Ramón es un antihéroe del siglo veintiuno; aunque este dato no tiene trascendencia, ya que hoy en día lo que sobran son antihéroes, y su historia podría perderse tranquilamente entre los cientos de miles de millones de historias de perdedores que se han escrito; si contabilizáramos las que no se han escrito, prácticamente serían las historias del noventa por ciento de la humanidad.

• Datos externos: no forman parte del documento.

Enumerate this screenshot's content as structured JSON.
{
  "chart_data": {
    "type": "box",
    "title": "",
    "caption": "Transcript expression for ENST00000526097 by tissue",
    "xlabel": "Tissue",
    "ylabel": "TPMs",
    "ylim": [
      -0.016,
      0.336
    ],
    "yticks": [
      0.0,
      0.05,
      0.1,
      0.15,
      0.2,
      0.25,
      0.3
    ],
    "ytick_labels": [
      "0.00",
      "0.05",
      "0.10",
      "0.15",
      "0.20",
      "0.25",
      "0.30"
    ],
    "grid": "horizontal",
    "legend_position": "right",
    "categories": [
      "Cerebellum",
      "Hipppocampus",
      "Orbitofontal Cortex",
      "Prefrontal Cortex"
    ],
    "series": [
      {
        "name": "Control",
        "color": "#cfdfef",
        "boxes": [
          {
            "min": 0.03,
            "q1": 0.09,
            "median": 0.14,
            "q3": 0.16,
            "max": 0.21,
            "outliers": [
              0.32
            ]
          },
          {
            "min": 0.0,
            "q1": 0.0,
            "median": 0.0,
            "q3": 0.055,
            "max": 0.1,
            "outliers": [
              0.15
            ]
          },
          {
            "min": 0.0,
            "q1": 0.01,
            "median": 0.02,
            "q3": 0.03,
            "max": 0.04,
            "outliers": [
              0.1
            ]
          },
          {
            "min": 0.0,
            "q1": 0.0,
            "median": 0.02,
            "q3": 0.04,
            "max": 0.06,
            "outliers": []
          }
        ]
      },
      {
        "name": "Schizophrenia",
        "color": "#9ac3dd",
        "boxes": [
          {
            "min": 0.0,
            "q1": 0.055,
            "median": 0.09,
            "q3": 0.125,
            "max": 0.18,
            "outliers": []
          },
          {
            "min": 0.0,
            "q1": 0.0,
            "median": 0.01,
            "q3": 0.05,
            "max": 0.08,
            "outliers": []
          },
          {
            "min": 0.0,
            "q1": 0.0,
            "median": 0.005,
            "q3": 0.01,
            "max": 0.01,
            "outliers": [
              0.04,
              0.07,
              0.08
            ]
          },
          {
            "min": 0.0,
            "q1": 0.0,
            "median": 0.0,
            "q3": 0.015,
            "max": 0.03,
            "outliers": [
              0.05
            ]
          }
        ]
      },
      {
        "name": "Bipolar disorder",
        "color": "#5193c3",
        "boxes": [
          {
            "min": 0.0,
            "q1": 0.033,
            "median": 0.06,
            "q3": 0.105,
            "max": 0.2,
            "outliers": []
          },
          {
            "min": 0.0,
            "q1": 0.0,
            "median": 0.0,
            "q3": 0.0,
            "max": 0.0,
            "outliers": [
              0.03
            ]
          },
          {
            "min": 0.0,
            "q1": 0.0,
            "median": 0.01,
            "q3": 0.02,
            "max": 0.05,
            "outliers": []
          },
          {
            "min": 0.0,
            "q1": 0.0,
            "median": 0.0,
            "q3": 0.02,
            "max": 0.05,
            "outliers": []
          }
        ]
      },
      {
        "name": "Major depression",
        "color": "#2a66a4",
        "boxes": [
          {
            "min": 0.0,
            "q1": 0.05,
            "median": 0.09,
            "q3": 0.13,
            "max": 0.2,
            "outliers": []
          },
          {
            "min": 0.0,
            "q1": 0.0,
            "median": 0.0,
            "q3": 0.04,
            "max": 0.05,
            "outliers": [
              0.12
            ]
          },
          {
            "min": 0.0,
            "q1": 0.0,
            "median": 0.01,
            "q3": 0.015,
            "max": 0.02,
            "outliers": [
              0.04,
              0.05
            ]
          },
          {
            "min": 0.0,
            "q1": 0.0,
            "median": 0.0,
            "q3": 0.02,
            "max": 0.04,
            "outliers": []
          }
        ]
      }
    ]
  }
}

A Ramón le gusta leer el periódico gratuito del metro, el 20 Minutos, o alguna novela, pero la mayoría de las veces lo que prefiere es observar a la gente. Le gusta fijarse en lo que hacen: si van leyendo, intenta averiguar de qué libro se trata, si están con el móvil, trata de adivinar si van escribiendo mensajes, o bien si se entretienen con alguna clase de absurdo videojuego de esos que vienen incluidos en el teléfono. Si hay alguna conversación, su prioridad absoluta en ese momento es orientar los pabellones auditivos hacia los interlocutores, con el objetivo de captar con nitidez la mayor cantidad posible de ondas sonoras. Su tendencia claramente cotilla, él prefiere disfrazarla de necesidad; cree firmemente que siendo escritor es necesario empaparse de lo que acontece a su alrededor en todo momento.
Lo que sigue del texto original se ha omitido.